A Dear Account

Summary

Richard likes secrets, and Mowbray likes oaths.

Notes

(Remember how I kept saying I was going to write stupid breathplay stuff about these guys? Well…)

It’s a matter of politics; it is a purely politic sentiment that moves them both to this. And if Thomas’ affections do not lean in quite the direction the wind is blowing at court, then he will obey nevertheless. He doesn’t know if the sort of feeling that sweeps over him when he sees his king is sexual attraction or semi-religious awe, and not knowing which he cannot object to either.

It’s a private oath for the two of them only, and if God sees it, let Him forgive it. Mowbray swears it with his English lips and English tongue and all the strength in his body. He sinks to his knees on the well-worn flagstones of the closet room and swears it as eloquently as he can.

There are many rings on Richard’s royal fingers and he kisses each one anxiously, unsure if he is doing well, uncertain even if this is gratifying to his king or simply tedious. He can hardly say that he is bored – his aching muscles keep him from growing too complacent here and his mind is on fire with expectation, though expectation of what he does not know. Perhaps the test is one of endurance, how long he can endure proximity with King Richard without being burned up entirely and lost.

Richard turns over his hand in a smooth, gracious gesture. Mowbray gasps a little and turns his face against his palm. The touch of his cool thumbnail to Mowbray’s lips makes him shudder.

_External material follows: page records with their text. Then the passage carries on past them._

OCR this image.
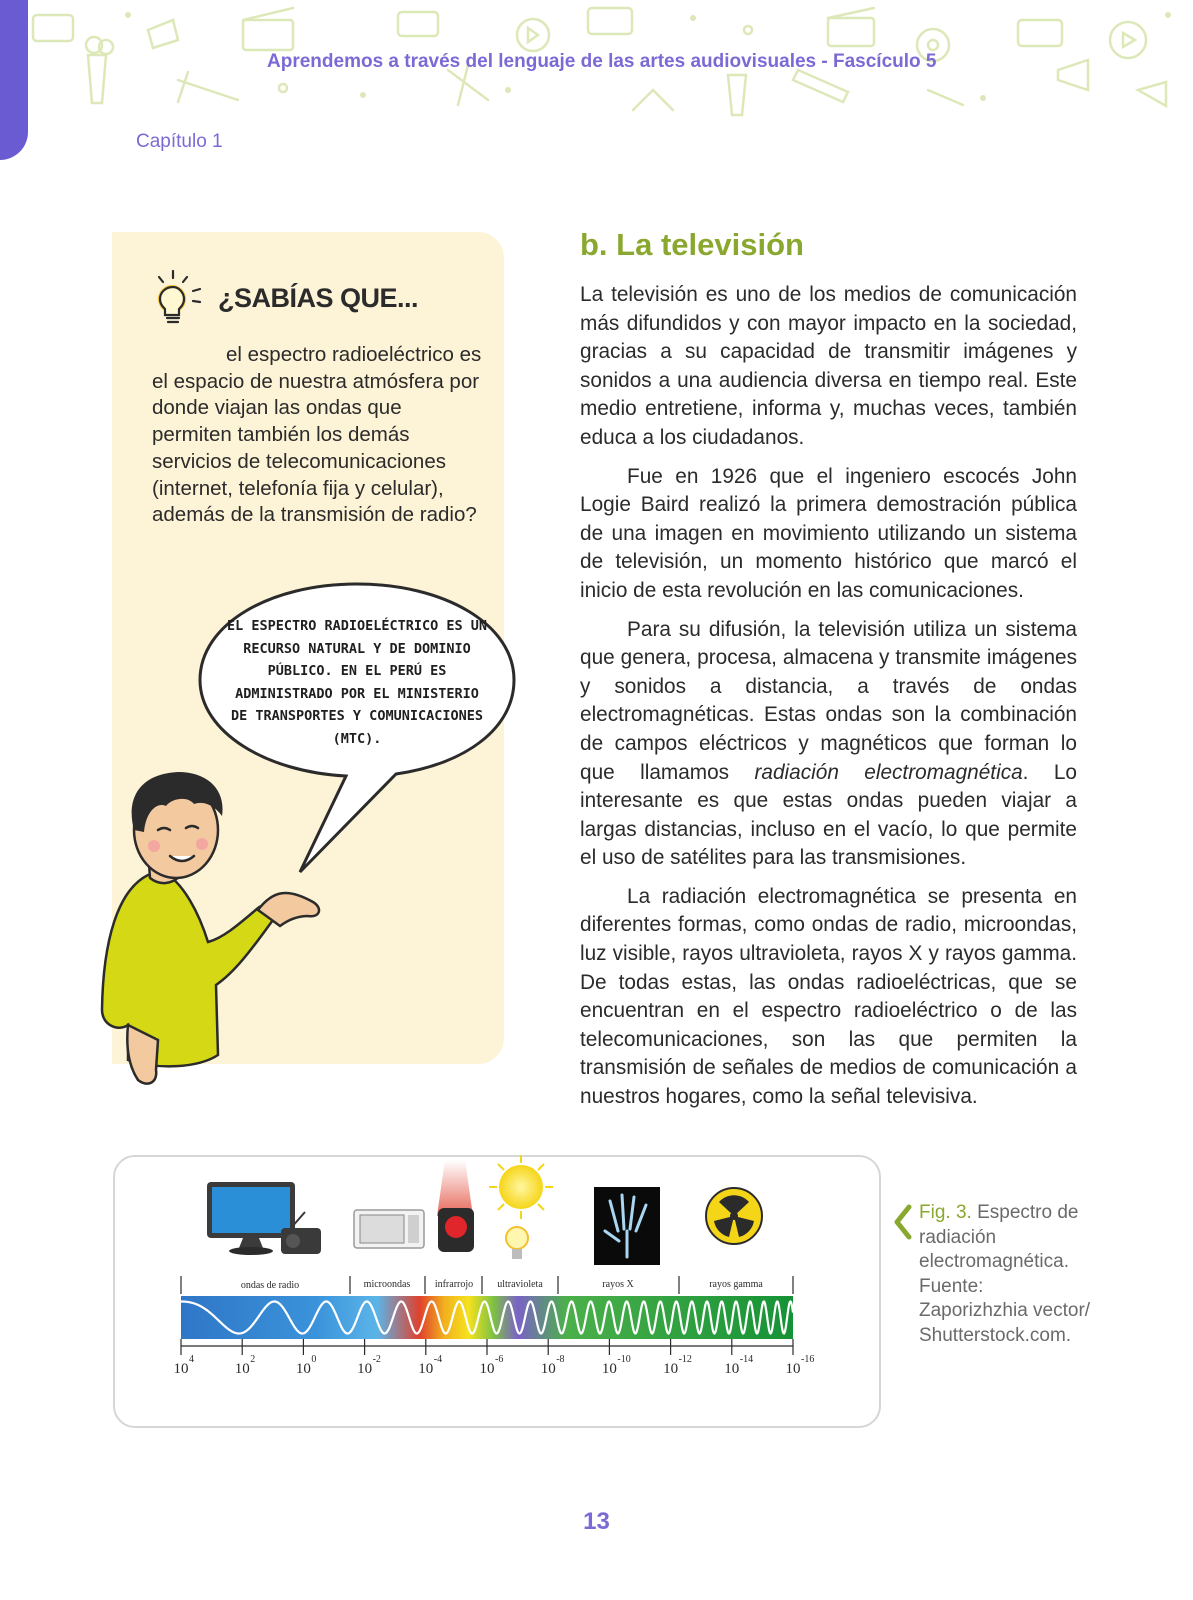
Aprendemos a través del lenguaje de las artes audiovisuales - Fascículo 5
Capítulo 1
¿SABÍAS QUE...
el espectro radioeléctrico es el espacio de nuestra atmósfera por donde viajan las ondas que permiten también los demás servicios de telecomunicaciones (internet, telefonía fija y celular), además de la transmisión de radio?
EL ESPECTRO RADIOELÉCTRICO ES UN RECURSO NATURAL Y DE DOMINIO PÚBLICO. EN EL PERÚ ES ADMINISTRADO POR EL MINISTERIO DE TRANSPORTES Y COMUNICACIONES (MTC).
b. La televisión

La televisión es uno de los medios de comunicación más difundidos y con mayor impacto en la sociedad, gracias a su capacidad de transmitir imágenes y sonidos a una audiencia diversa en tiempo real. Este medio entretiene, informa y, muchas veces, también educa a los ciudadanos.

Fue en 1926 que el ingeniero escocés John Logie Baird realizó la primera demostración pública de una imagen en movimiento utilizando un sistema de televisión, un momento histórico que marcó el inicio de esta revolución en las comunicaciones.

Para su difusión, la televisión utiliza un sistema que genera, procesa, almacena y transmite imágenes y sonidos a distancia, a través de ondas electromagnéticas. Estas ondas son la combinación de campos eléctricos y magnéticos que forman lo que llamamos radiación electromagnética. Lo interesante es que estas ondas pueden viajar a largas distancias, incluso en el vacío, lo que permite el uso de satélites para las transmisiones.

La radiación electromagnética se presenta en diferentes formas, como ondas de radio, microondas, luz visible, rayos ultravioleta, rayos X y rayos gamma. De todas estas, las ondas radioeléctricas, que se encuentran en el espectro radioeléctrico o de las telecomunicaciones, son las que permiten la transmisión de señales de medios de comunicación a nuestros hogares, como la señal televisiva.

ondas de radio	microondas infrarrojo ultravioleta	rayos X	rayos gamma
10
4
10
2
10
0
10
-2
10
-4
10
-6
10
-8
10
-10
10
-12
10
-14
10
-16
Fig. 3. Espectro de radiación electromagnética. Fuente: Zaporizhzhia vector/ Shutterstock.com.
13
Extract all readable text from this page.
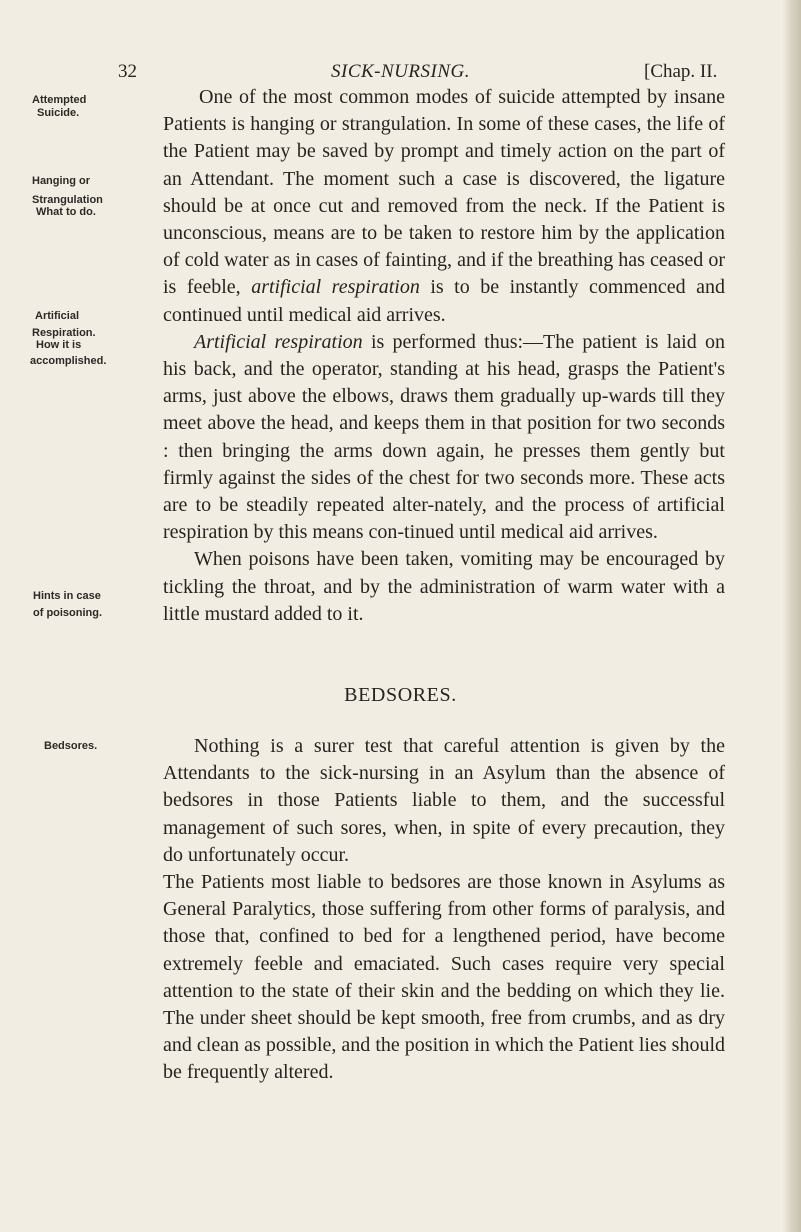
32	SICK-NURSING.	[Chap. II.
Attempted
Suicide.
Hanging or
Strangulation
What to do.
Artificial
Respiration.
How it is
accomplished.
Hints in case
of poisoning.
Bedsores.

One of the most common modes of suicide attempted by insane Patients is hanging or strangulation. In some of these cases, the life of the Patient may be saved by prompt and timely action on the part of an Attendant. The moment such a case is discovered, the ligature should be at once cut and removed from the neck. If the Patient is unconscious, means are to be taken to restore him by the application of cold water as in cases of fainting, and if the breathing has ceased or is feeble, artificial respiration is to be instantly commenced and continued until medical aid arrives.

Artificial respiration is performed thus:—The patient is laid on his back, and the operator, standing at his head, grasps the Patient's arms, just above the elbows, draws them gradually up-wards till they meet above the head, and keeps them in that position for two seconds : then bringing the arms down again, he presses them gently but firmly against the sides of the chest for two seconds more. These acts are to be steadily repeated alter-nately, and the process of artificial respiration by this means con-tinued until medical aid arrives.

When poisons have been taken, vomiting may be encouraged by tickling the throat, and by the administration of warm water with a little mustard added to it.

BEDSORES.

Nothing is a surer test that careful attention is given by the Attendants to the sick-nursing in an Asylum than the absence of bedsores in those Patients liable to them, and the successful management of such sores, when, in spite of every precaution, they do unfortunately occur.

The Patients most liable to bedsores are those known in Asylums as General Paralytics, those suffering from other forms of paralysis, and those that, confined to bed for a lengthened period, have become extremely feeble and emaciated. Such cases require very special attention to the state of their skin and the bedding on which they lie. The under sheet should be kept smooth, free from crumbs, and as dry and clean as possible, and the position in which the Patient lies should be frequently altered.
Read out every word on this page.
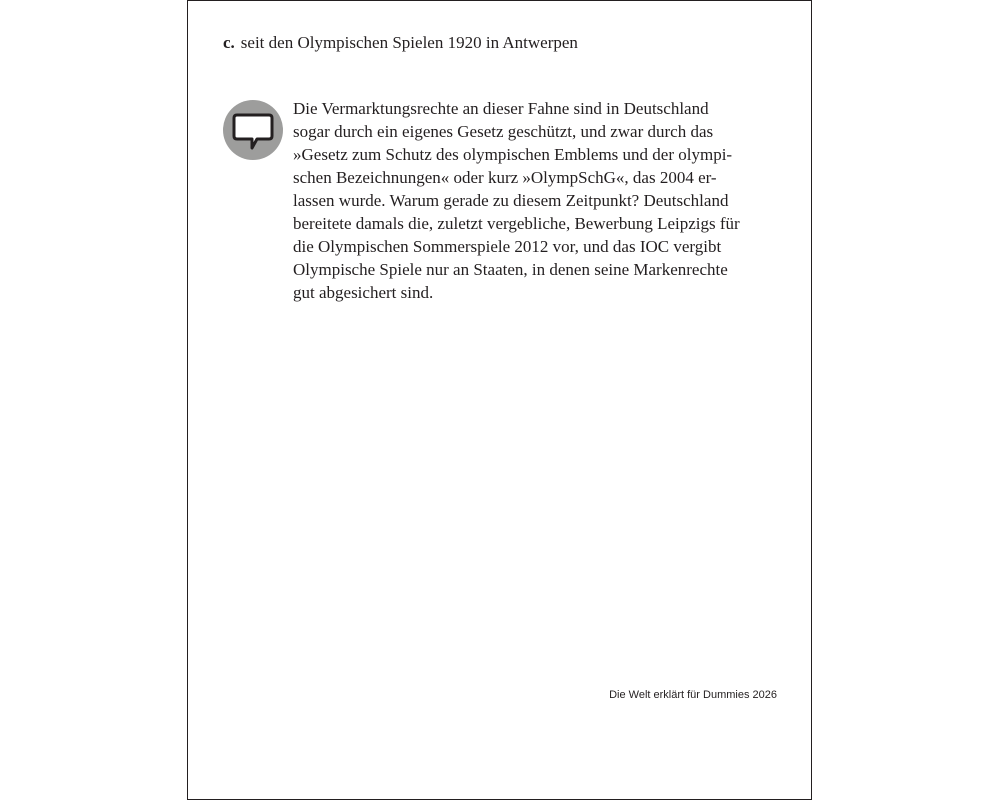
c. seit den Olympischen Spielen 1920 in Antwerpen
Die Vermarktungsrechte an dieser Fahne sind in Deutschland
sogar durch ein eigenes Gesetz geschützt, und zwar durch das
»Gesetz zum Schutz des olympischen Emblems und der olympi-
schen Bezeichnungen« oder kurz »OlympSchG«, das 2004 er-
lassen wurde. Warum gerade zu diesem Zeitpunkt? Deutschland
bereitete damals die, zuletzt vergebliche, Bewerbung Leipzigs für
die Olympischen Sommerspiele 2012 vor, und das IOC vergibt
Olympische Spiele nur an Staaten, in denen seine Markenrechte
gut abgesichert sind.
Die Welt erklärt für Dummies 2026
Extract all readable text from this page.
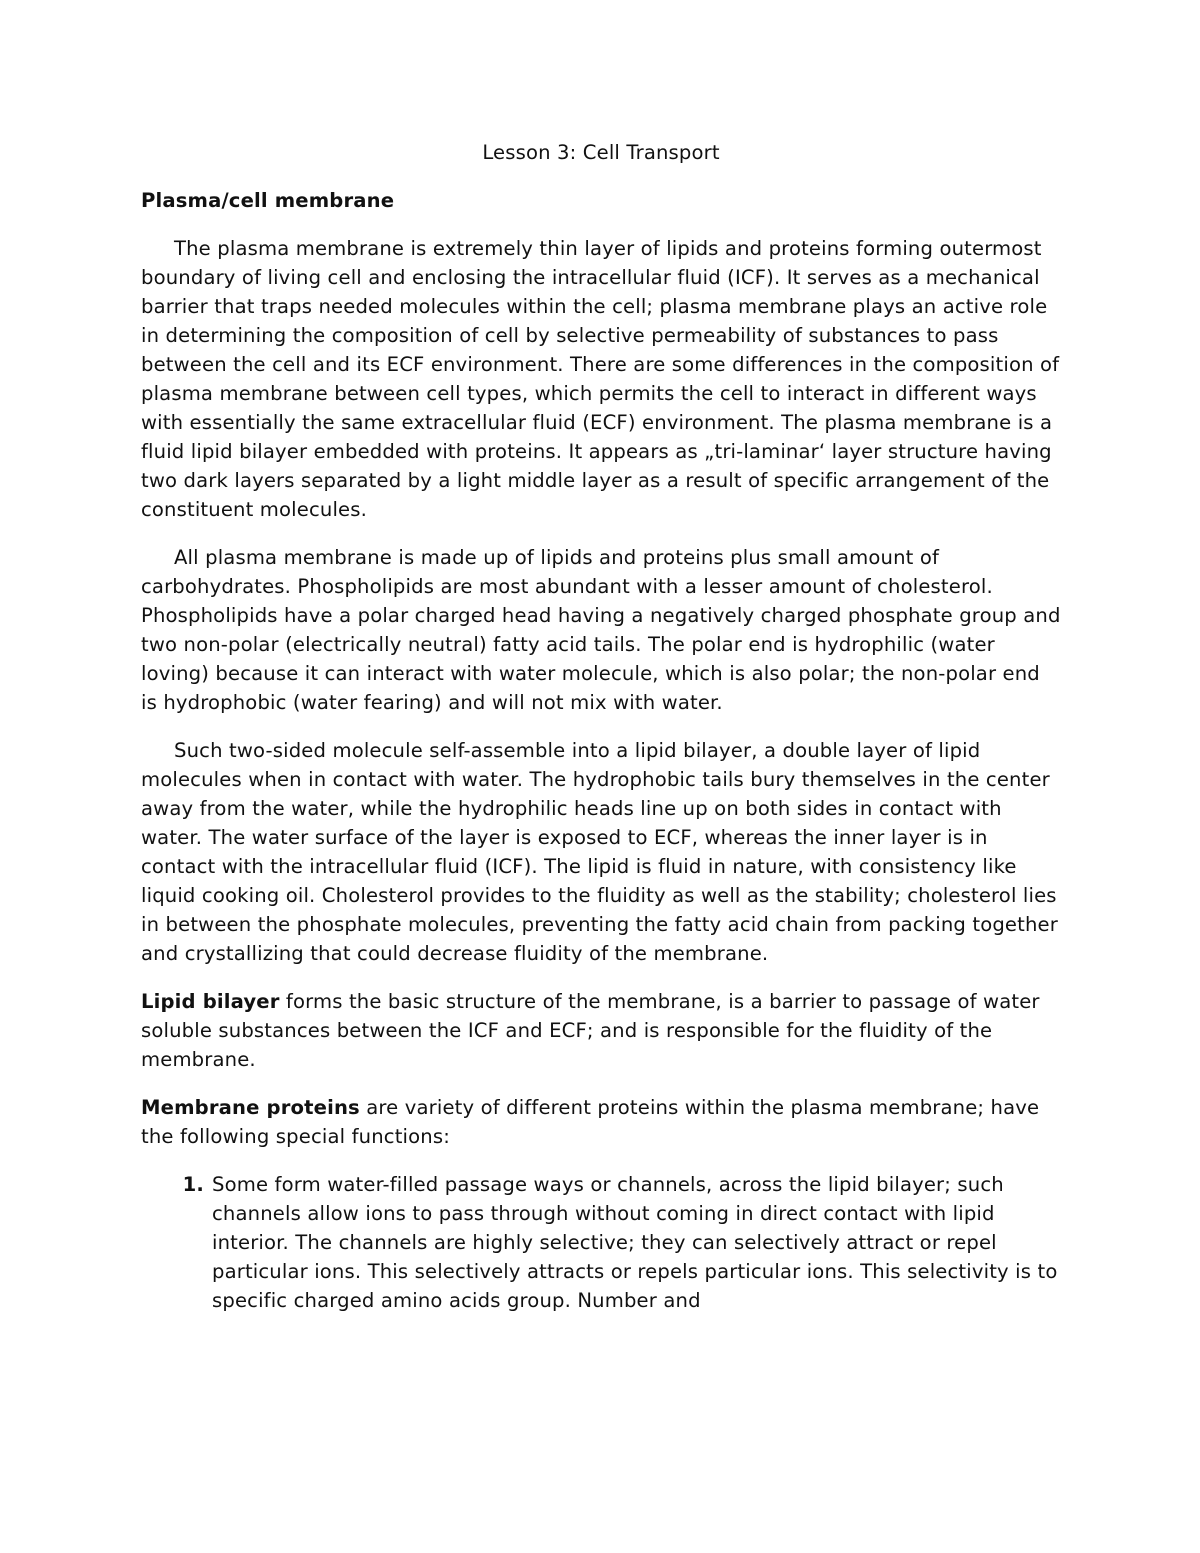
Lesson 3: Cell Transport
Plasma/cell membrane

The plasma membrane is extremely thin layer of lipids and proteins forming outermost boundary of living cell and enclosing the intracellular fluid (ICF). It serves as a mechanical barrier that traps needed molecules within the cell; plasma membrane plays an active role in determining the composition of cell by selective permeability of substances to pass between the cell and its ECF environment. There are some differences in the composition of plasma membrane between cell types, which permits the cell to interact in different ways with essentially the same extracellular fluid (ECF) environment. The plasma membrane is a fluid lipid bilayer embedded with proteins. It appears as „tri-laminar‘ layer structure having two dark layers separated by a light middle layer as a result of specific arrangement of the constituent molecules.

All plasma membrane is made up of lipids and proteins plus small amount of carbohydrates. Phospholipids are most abundant with a lesser amount of cholesterol. Phospholipids have a polar charged head having a negatively charged phosphate group and two non-polar (electrically neutral) fatty acid tails. The polar end is hydrophilic (water loving) because it can interact with water molecule, which is also polar; the non-polar end is hydrophobic (water fearing) and will not mix with water.

Such two-sided molecule self-assemble into a lipid bilayer, a double layer of lipid molecules when in contact with water. The hydrophobic tails bury themselves in the center away from the water, while the hydrophilic heads line up on both sides in contact with water. The water surface of the layer is exposed to ECF, whereas the inner layer is in contact with the intracellular fluid (ICF). The lipid is fluid in nature, with consistency like liquid cooking oil. Cholesterol provides to the fluidity as well as the stability; cholesterol lies in between the phosphate molecules, preventing the fatty acid chain from packing together and crystallizing that could decrease fluidity of the membrane.

Lipid bilayer forms the basic structure of the membrane, is a barrier to passage of water soluble substances between the ICF and ECF; and is responsible for the fluidity of the membrane.

Membrane proteins are variety of different proteins within the plasma membrane; have the following special functions:

1. Some form water-filled passage ways or channels, across the lipid bilayer; such channels allow ions to pass through without coming in direct contact with lipid interior. The channels are highly selective; they can selectively attract or repel particular ions. This selectively attracts or repels particular ions. This selectivity is to specific charged amino acids group. Number and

He’s no longer kneeling now but fallen back on his heels and Richard’s hand is no longer simply extended to receive his reverence but pressed to his nose and lips. He has to sink down himself to do it, Mowbray not being an especially large man and Richard being a slim gilt mass of beautiful sleeves and long limbs. His reverend grip is strong and he does not present himself to be admired; he exerts his strength and presses, hard, his other hand bracing the back of his head.

He cannot breathe. Richard’s broad white beautiful hand is fitted to press the life from him and he doesn’t dare object. In a moment he’ll feel differently – as the air begins to run out in desperate choking earnest and not just the pleasurable urgency of a held breath – but in this sublime instant he does not speak a word nor raise a hand in struggle. He cannot even blink. Mowbray is transfixed the way those who see saints and angels are transfixed, needing to look away but thirstily continuing to gaze on him to whom, it seems in this awful moment, he owes everything. He cannot do anything but regret having acted against him in the past – maybe this is one of the disadvantages of his disposition, but the king is so gracious, and he doesn’t exactly see Henry Bolingbroke anywhere around here.

“The day may come when I require much of you, Thomas.”

It’s a silly thing to ask of a conspirator, he thinks tipsily, as the first breaths he sucks in make his lips sting or to a soldier who would already kill and die for him. The wine and the smoky air of the room both do their part for making his head spin and his voice hoarse. His lungs burn.

“Let me serve you. I’ll go wherever you send me, only say where and I’ll do what you want done.”

Richard smiles grimly on him, and just now, he thinks, he is ready to do all manner of things for this man.